Wrangling Data with Tableau Prep

The Data-Driven Community Meetup holds monthly webinars on business analytics and big data. Webinars are held on the second Wednesday of the month at noon (12:00 PM) central time via Zoom Webinars and will cover topics related to enterprise data management. Our goal with each webinar is to provide meaningful insights and actionable takeaways to simplify analytics so you can make better decisions.

The topics we cover include data strategy, data management, data warehousing, BI modernization, embedded analytics, and cloud migration and strategy. Learn how to build reporting solutions that drive your business demand based on your needs.

About the Topic

Stuart Tinsley, Client Success Manager, and Jared Schulman, Lead Consultant at XeoMatrix, recently held a meetup titled “Wrangling Data with Tableau Prep,” where Jared showed how to use the self-service concepts for quickly combining, shaping, and cleaning your data in Tableau.

This article includes a recording, transcript, and written overview of the Wrangling Data with Tableau Prep presentation.

Presentation Video

https://www.youtube.com/watch?v=BJgXFXBphmgu0026

Summarized Presentation

Tableau Prep begins with importing data and sequentially applying steps to clean and reshape it. This foundational process is pivotal in ensuring the data aligns correctly for analysis. The initial ‘Clean Step’ is crucial for exploring and validating data, allowing for an interactive and strategic approach to understanding and managing data quality. This step sets the stage for the efficient handling of complex data flows, providing a cornerstone for subsequent data manipulation.

The Union step is instrumental in consolidating fragmented datasets. Tableau Prep offers intuitive methods for creating unions, ensuring ease in combining data from diverse inputs. It adeptly handles field mismatches and standardizes data formats, essential for creating a cohesive dataset. Joins, on the other hand, are pivotal in merging datasets based on common attributes. Jared’s example of joining orders and returns illustrates the nuanced considerations in join types, field selection, and data cleaning, culminating in a refined dataset ready for in-depth analysis.

Pivoting, as demonstrated by Jared, is a transformative process that realigns data for enhanced analysis. Converting years from columns to rows, for instance, optimizes data structure for better interpretability. Aggregation, another critical step, involves grouping and summarizing data. Jared’s approach in aggregating sales, quantities, and profits, and in joining this with quota data, underscores the importance of this step in creating a comprehensive and insightful dataset.

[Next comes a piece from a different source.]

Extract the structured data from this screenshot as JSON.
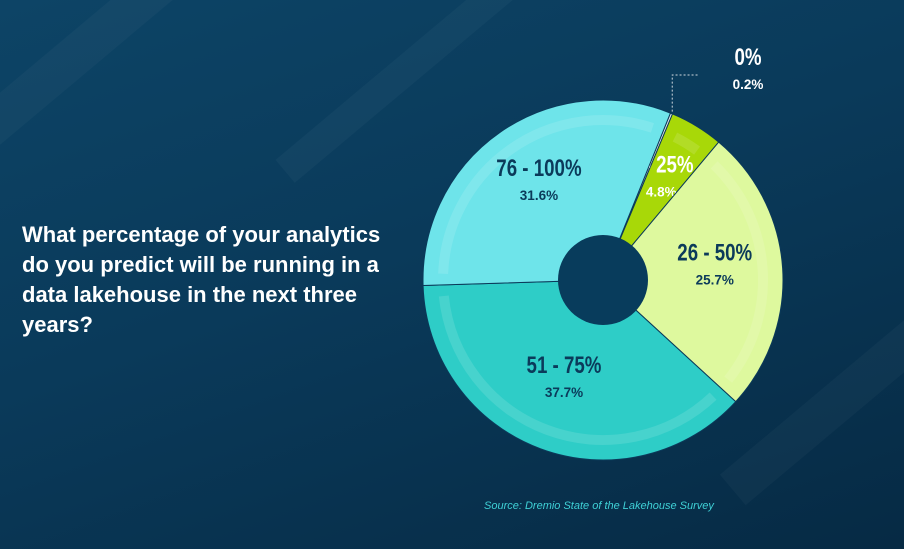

Tableau Prep offers flexible output options to cater to diverse needs. Users can export data to their local machines in formats like TDE, Excel, or CSV. Alternatively, data can be published to Tableau Cloud or Server, benefiting from centralized access and data management capabilities. For Salesforce users, exporting to Salesforce Data Cloud or CRM Analytics integrates data preparation within their ecosystem, streamlining their workflows.

Presentation Outline

  • When to use Tableau Prep
  • Building out a Prep flow
  • Clean Step
  • Unions
  • Joins
  • Pivoting
  • Aggregate Step
  • Output

When to use Tableau Prep

Tableau Prep is recommended for scenarios where you need to manipulate data structures, especially when dealing directly with source tables like Salesforce, which can be complex. Tableau Prep serves as a light ETL (Extract, Transform, Load) tool, suitable for creating clean, combined data sources from various tables or spreadsheets.

It’s important to structure and prepare data to make it more insightful for decision-making. For example, when dealing with sales data from different roles, Tableau Prep can simplify the process by aggregating names from various roles into a single ‘sales team member’ field, making it easier to attribute revenue shares accurately.

Building out a Prep flow

Creating a flow in Tableau Prep involves importing data sources and then applying a series of steps to clean and shape the data. This process is vital for ensuring that the data is in the right format and structure for analysis.

Clean Step

The Clean step in Tableau Prep is a fundamental starting point for any data preparation process. As emphasized in the seminar, immediately after bringing in an input step, it’s advisable to add a clean step. This approach is not just a procedural habit; it’s a strategic move for efficient data management and exploration.

When you incorporate a clean step, it enables a detailed examination of the data. This exploration is crucial for understanding the structure and quality of the input file. The interface shows different values in each field, and dark gray bars represent the frequency distribution of these values. This step isn’t just about observing data; it’s also interactive. You can scroll through and click around to explore various aspects of your dataset.

Another significant aspect of the clean step is its role in data validation. This process is essential for ensuring that the data you’re working with matches your expectations. For instance, if you’re analyzing sales data, you might want to confirm the presence of certain product categories or sales figures. The clean step allows for such validation through its interactive interface. You can also apply filters at this stage, although it’s usually temporary.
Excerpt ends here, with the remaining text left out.